Во второй половине ноября 1952 года Арье Лернер находился со своей женой в отеле на курорте минеральных вод в Кринице. Тогда в соседней Чехословакии полным ходом шел процесс Сланского. Генеральный секретарь ЦК КПЧ Рудольф Сланский и 13 высокопоставленных партийных и государственных деятелей, 11 из которых являлись евреями, были арестованы и обвинены в «троцкистско-сионистско-титовском заговоре». По Польше поползли разнообразные слухи, антисемитские настроения всколыхнулись с новой силой.
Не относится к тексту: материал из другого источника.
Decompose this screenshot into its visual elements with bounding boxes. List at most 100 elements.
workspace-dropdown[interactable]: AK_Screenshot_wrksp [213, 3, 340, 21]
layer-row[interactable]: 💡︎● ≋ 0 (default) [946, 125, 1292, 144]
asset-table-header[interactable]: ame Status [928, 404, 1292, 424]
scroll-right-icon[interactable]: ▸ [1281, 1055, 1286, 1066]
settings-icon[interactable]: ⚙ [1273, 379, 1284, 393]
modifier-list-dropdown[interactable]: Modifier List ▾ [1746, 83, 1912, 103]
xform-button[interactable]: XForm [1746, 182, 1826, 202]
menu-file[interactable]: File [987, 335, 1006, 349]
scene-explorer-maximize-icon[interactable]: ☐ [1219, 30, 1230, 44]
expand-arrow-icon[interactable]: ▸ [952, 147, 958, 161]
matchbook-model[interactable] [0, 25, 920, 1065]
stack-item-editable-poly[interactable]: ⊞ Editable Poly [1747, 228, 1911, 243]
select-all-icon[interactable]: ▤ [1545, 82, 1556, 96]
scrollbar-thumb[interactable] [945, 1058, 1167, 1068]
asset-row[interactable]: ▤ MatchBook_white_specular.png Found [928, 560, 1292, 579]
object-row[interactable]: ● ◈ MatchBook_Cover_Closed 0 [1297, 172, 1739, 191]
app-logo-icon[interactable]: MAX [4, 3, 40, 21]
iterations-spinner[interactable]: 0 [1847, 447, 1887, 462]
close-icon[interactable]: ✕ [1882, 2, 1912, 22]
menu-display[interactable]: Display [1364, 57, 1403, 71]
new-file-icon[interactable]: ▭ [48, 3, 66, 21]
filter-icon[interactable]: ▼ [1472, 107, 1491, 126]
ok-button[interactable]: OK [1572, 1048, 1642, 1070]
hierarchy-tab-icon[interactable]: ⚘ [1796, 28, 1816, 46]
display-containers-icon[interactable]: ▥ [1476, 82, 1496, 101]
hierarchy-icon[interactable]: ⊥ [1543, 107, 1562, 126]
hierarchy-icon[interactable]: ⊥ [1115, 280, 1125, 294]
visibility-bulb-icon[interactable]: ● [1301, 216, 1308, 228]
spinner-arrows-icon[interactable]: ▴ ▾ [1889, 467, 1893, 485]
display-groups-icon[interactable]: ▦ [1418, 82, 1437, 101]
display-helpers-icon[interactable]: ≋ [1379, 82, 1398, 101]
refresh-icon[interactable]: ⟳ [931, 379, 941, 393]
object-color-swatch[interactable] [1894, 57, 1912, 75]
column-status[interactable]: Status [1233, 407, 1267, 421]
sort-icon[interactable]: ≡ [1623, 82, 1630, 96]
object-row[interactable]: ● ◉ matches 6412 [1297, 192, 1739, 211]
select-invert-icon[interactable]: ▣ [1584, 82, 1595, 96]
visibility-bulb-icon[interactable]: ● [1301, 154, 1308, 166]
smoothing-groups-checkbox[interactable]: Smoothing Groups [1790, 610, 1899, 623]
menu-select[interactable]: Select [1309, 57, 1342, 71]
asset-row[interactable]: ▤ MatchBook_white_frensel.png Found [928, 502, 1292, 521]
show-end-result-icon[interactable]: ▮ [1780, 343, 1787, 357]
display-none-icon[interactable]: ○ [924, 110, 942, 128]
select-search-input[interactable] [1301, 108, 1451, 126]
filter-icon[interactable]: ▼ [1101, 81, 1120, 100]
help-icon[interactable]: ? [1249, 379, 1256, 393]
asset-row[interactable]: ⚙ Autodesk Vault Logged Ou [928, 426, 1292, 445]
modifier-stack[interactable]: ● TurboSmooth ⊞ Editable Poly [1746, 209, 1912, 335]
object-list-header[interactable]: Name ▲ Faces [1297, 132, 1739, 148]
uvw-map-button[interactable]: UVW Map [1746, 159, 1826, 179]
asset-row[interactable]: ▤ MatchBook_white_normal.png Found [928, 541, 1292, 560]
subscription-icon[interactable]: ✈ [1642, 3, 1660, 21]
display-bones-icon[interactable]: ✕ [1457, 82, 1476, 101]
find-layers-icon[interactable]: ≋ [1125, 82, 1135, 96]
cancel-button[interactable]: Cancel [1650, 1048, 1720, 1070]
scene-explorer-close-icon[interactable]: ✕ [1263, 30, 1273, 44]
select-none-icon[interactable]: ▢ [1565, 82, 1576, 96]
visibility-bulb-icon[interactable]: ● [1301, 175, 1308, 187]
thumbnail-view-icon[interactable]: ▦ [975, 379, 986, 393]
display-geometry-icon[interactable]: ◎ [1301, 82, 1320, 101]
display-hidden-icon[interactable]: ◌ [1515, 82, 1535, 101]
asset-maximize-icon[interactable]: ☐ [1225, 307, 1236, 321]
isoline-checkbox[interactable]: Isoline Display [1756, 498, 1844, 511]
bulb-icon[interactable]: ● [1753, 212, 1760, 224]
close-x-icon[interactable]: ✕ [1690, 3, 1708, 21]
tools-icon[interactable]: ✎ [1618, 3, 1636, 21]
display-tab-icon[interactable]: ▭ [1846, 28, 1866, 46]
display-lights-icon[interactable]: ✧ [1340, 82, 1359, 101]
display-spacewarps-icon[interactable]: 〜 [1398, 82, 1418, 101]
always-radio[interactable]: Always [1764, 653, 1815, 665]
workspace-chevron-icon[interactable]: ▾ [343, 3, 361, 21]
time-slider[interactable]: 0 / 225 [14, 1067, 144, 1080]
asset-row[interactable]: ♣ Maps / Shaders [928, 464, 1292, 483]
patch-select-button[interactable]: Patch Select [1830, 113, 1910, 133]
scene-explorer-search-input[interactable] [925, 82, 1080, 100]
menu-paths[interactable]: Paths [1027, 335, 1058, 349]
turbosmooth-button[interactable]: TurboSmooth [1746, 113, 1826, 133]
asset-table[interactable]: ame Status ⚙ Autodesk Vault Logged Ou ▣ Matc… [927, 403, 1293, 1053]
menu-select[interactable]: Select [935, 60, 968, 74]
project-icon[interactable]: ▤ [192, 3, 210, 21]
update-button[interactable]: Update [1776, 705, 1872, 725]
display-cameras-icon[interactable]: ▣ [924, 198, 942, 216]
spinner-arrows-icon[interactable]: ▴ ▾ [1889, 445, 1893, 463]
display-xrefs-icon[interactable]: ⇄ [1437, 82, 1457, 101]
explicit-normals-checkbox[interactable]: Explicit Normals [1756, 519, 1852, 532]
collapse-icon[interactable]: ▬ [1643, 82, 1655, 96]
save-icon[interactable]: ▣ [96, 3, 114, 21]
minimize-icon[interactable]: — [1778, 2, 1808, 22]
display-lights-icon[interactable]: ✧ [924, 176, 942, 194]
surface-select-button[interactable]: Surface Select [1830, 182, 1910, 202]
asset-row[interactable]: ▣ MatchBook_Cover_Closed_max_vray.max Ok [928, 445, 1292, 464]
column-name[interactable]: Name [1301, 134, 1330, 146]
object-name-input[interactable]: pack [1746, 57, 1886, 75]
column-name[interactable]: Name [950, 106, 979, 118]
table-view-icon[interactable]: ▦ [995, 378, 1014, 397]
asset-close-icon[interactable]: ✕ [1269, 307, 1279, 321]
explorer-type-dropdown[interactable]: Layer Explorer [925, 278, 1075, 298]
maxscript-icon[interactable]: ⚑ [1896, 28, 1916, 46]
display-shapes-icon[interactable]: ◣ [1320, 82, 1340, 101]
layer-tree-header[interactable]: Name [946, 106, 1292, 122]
В ноябре 1952 года в «Трибуне Люду» появилась статья, открыто подстрекавшая против сионистов и их «слуг» в странах народной демократии.

26 ноября 1952 года, после грязевых ванн, лечащий врач, озираясь по сторонам, тихо сказал Лернеру: «Тут происходит что-то странное!» и показал ему газету с информацией об аресте Сланского. Не успели они попрощаться, как в коридоре процедурной появились два молодых человека и вежливо попросили Лернера: «Пожалуйста, пройдите за нами». Ему позволили только зайти в комнату и предупредить жену. «Видите, господа, всё в порядке. Она, по крайней мере, будет знать, что я не сбежал с любовницей!» «Господа» с нескрываемым цинизмом добавили: «Это вовсе не надолго, скоро вернется. Чистая формальность».

Лернера доставили в местное отделение милиции, а оттуда перевезли в Варшаву, где его встречал ситроен с уже знакомым ему евреем-следователем из Министерства общественной безопасности, ранее вызывавшим Лернера на допрос, и поляком, лейтенантом Ежи Валичаком. Арье Лейб, безусловно, понял, куда ведет дорога, и дерзнул спросить: «Едем прямо в Мокотув?» В этом районе Варшавы находилась страшная политическая тюрьма, открытая еще царскими властями в 1904 году, аналог московской Лубянки. Ответили ему емко: «А что, сука, думал, мы на увеселительную прогулку!?»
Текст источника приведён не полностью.